Abstract
Personalized treatment of complex diseases has been mostly predicated on biomarker identification of one drug-disease combination at a time. Here, we used a novel computational approach termed Disruption Networks to generate a new data type, contextualized by cell-centered individual-level networks, that captures biology otherwise overlooked when performing standard statistics. The new data-type extends beyond the ‘feature level space’, to the ‘relations space’, by quantifying individual-level breaking or rewiring of cross-feature relations. Applying disruption network to dissect high-dimensional blood data, we discover and validate that the RAC1-PAK1 axis is predictive of anti-TNF response in inflammatory bowel disease. Intermediate monocytes, which correlate with the inflammatory state, play a key role in the RAC1-PAK1 responses, supporting their modulation as a therapeutic target. This axis also predicts response in rheumatoid arthritis, validated in three public cohorts. Our findings support blood-based drug response diagnostics across immune-mediated diseases, implicating common mechanisms of non-response.
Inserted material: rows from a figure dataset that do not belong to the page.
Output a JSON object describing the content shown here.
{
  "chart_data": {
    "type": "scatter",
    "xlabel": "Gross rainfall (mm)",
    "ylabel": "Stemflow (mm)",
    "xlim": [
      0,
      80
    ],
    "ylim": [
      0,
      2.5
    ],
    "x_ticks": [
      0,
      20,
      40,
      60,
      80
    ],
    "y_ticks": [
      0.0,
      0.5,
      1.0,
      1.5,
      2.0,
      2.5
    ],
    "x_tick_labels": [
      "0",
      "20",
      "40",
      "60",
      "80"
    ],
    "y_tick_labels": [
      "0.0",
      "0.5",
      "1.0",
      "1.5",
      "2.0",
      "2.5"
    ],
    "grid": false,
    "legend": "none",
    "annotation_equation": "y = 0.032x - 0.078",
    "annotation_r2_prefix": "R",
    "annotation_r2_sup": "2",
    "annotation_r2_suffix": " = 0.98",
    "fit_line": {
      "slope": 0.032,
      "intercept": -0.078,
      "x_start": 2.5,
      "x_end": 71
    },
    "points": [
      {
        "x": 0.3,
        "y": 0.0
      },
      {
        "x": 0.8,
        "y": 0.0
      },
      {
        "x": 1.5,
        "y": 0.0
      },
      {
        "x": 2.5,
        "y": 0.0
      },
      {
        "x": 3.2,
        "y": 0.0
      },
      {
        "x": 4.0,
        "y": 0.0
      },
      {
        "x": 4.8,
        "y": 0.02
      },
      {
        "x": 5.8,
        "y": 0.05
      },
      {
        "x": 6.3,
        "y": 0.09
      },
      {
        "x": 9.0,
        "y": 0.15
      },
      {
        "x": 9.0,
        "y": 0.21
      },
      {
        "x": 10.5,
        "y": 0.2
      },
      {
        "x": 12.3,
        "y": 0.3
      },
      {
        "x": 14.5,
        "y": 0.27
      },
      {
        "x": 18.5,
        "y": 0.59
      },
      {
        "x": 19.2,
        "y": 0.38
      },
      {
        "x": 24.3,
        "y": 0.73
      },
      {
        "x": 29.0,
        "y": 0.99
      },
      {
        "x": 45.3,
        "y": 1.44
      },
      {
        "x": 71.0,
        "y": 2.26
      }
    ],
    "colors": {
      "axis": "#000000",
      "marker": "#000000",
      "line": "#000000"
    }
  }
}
Competing Interest Statement
These authors disclose the following: Y.C received consulting fees from AbbVie, Janssen, Takeda, Pfizer and CytoReason; speaker fees from AbbVie, Janssen, and Takeda; and grants from AbbVie, Takeda and Janssen. S.S.S-O received grant fees from Takeda, S.S.S.-O, E.S. and R.G declares CytoReason equity and advisory fees. N. Ma and A.K are employees at CytoReason. S.G.V declares CytoReason advisory fees. The remaining authors disclose no conflicts.